Wednesday, August 16, 2006

Hard disk drives could be dramatically enhanced with storage densities beyond one terabit per square inch as a result of magnetic sensor research being carried out at the Hitachi Cambridge Laboratory in partnership with the Universities of Cambridge and Nottingham.

The key step is that researchers in Cambridge and Nottingham along with the Czech Institute of Physics have produced a magnetic sensor based on a new effect called Coulomb blockade anisotropic magnetoresistance (CBAMR).
 
“It is a device which has a very high resistance change in magnetic fields which will make it very good for hard disk read heads,” Senior Hitachi Researcher Dr. David Williams said.

Current-generation GMR and next-generation TMR (giant and tunneling magnetoresistive) hard disk heads will cease to work if disk track width are cut much from the current 100nm because they rely on ferromagnetism. “When you make things of the order of 10mm to 20nm, you hit the super paramagnetic limit and you can’t maintain ferromagnetic orientation. Even before you get that small, you get fluctuations that lead to magnetic noise,” said Williams.

CBAMR devices are made from semiconductors so no internal field is required for operation, said Williams.

The sensor is in the form of a single electron transistor and is a thin film of GaMnAs which shows a 1000:1 resistance swing in response to magnetic field changes, although this is at cryogenic temperatures.

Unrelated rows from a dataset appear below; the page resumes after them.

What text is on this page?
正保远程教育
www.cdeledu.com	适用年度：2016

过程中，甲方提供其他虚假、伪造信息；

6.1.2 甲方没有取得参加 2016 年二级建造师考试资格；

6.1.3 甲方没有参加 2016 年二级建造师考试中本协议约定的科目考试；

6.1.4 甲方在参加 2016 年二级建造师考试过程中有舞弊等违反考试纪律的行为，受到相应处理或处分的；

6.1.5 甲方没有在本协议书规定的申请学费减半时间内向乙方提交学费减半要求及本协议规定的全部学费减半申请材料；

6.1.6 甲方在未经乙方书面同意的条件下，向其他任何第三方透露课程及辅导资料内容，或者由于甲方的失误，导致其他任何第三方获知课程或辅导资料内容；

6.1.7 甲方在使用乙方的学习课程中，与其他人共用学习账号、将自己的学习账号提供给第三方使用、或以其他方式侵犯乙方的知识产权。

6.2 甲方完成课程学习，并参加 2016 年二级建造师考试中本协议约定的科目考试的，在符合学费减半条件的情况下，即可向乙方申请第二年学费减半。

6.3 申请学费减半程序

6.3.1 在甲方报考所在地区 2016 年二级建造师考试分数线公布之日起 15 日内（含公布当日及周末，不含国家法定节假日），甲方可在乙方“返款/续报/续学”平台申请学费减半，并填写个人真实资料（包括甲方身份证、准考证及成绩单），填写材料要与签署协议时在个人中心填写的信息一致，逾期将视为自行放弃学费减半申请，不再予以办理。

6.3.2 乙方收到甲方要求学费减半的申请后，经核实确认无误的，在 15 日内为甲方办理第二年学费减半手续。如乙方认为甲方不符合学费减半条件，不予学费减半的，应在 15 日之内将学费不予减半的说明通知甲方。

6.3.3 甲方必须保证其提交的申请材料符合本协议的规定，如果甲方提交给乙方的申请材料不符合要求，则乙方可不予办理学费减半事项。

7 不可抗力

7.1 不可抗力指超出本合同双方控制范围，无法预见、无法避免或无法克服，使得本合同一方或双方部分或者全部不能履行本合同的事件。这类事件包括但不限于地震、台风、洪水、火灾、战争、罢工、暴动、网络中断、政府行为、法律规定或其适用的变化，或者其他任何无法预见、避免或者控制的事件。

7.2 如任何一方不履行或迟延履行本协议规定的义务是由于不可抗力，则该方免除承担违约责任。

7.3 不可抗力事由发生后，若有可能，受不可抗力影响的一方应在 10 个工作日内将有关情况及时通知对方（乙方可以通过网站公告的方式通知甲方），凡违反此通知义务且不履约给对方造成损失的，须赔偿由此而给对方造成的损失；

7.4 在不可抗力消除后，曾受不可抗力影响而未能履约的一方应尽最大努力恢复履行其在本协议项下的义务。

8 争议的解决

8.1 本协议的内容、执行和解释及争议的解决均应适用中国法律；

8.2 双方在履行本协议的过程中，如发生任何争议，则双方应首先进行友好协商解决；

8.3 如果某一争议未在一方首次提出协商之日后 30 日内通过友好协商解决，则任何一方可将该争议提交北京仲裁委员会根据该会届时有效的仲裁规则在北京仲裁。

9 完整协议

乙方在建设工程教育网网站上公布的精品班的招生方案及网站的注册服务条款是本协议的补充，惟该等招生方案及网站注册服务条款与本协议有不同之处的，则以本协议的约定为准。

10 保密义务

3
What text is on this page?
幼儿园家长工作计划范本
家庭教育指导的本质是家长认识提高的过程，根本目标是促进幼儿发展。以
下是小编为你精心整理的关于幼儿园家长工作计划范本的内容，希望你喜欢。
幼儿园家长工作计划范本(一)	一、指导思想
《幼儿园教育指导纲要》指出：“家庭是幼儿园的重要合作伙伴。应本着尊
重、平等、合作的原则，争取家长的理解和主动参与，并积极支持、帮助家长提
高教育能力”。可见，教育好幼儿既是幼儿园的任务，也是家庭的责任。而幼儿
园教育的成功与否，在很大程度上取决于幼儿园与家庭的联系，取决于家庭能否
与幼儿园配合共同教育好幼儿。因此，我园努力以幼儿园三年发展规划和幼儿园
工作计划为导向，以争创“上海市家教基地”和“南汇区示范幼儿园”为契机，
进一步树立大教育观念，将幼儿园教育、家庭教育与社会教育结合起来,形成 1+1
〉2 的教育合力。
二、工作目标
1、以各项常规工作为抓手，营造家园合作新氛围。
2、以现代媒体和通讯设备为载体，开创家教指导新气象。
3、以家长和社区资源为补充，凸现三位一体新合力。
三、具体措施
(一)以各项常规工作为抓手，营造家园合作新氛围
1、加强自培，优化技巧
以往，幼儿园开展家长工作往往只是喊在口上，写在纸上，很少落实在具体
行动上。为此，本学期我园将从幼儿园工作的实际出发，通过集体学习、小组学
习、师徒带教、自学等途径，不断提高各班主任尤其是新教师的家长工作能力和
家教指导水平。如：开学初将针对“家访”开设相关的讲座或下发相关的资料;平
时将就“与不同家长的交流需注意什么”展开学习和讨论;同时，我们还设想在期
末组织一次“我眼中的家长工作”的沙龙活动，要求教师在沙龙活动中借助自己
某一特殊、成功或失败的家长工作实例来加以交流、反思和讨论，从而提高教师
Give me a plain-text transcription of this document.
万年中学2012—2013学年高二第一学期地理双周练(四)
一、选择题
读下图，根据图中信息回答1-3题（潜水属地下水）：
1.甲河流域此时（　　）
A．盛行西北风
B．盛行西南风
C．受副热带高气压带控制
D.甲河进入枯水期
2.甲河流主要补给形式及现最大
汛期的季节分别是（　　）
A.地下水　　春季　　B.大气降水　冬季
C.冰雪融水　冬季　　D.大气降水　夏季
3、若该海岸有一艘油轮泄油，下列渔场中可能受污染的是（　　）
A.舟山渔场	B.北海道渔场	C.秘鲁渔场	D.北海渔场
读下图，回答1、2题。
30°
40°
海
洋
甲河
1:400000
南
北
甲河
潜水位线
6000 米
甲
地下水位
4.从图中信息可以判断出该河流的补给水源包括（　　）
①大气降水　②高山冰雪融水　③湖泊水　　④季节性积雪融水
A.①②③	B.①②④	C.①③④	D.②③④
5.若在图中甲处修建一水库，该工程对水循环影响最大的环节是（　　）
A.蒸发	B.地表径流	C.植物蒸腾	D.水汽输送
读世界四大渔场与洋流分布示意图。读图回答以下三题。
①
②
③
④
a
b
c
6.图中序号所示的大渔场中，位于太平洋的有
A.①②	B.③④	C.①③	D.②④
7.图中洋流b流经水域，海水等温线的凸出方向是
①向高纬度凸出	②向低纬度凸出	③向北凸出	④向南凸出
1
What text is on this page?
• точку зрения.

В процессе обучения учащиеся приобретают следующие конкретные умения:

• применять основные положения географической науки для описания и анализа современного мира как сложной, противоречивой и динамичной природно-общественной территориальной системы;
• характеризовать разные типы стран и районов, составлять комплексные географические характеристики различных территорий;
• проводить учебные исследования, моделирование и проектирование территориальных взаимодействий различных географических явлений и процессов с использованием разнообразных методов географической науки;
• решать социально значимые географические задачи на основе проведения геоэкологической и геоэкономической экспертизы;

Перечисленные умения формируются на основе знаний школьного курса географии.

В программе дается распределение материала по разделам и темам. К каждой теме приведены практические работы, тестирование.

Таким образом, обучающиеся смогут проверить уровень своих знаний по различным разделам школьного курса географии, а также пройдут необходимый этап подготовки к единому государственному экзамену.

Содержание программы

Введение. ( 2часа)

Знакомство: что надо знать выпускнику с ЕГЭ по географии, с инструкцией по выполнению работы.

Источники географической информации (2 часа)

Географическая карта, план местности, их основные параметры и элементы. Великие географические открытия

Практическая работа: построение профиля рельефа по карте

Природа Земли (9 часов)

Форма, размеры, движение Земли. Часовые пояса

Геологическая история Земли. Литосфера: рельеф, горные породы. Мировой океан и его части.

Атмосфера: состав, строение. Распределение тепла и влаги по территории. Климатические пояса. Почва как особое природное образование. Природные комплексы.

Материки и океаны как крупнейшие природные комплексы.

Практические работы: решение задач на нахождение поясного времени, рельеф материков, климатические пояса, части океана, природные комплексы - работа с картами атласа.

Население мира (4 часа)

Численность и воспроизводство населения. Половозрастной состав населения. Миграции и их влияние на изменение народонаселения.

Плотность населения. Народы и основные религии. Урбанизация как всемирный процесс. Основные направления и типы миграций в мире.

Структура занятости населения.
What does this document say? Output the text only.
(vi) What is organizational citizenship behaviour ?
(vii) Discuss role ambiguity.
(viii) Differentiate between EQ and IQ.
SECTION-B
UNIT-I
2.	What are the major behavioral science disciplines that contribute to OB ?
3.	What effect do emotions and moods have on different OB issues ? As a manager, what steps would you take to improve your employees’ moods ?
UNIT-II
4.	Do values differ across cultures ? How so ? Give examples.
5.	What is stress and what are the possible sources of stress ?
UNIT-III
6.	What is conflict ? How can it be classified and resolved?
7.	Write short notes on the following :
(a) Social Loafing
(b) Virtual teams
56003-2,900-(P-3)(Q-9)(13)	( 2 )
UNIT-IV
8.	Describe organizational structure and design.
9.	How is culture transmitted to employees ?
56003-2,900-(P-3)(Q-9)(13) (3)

“Although this first CBAMR-device works only at low temperatures the research team has shown that CBAMR is a generic effect which persists to high temperatures in devices made from metal ferromagnets with strong spin-orbit coupling,” said Hitachi, although it did not say if high-temperature devices could be made as small.

Hitachi also announced the development of the first silicon-technology embodiment of extraordinary magnetoresistance.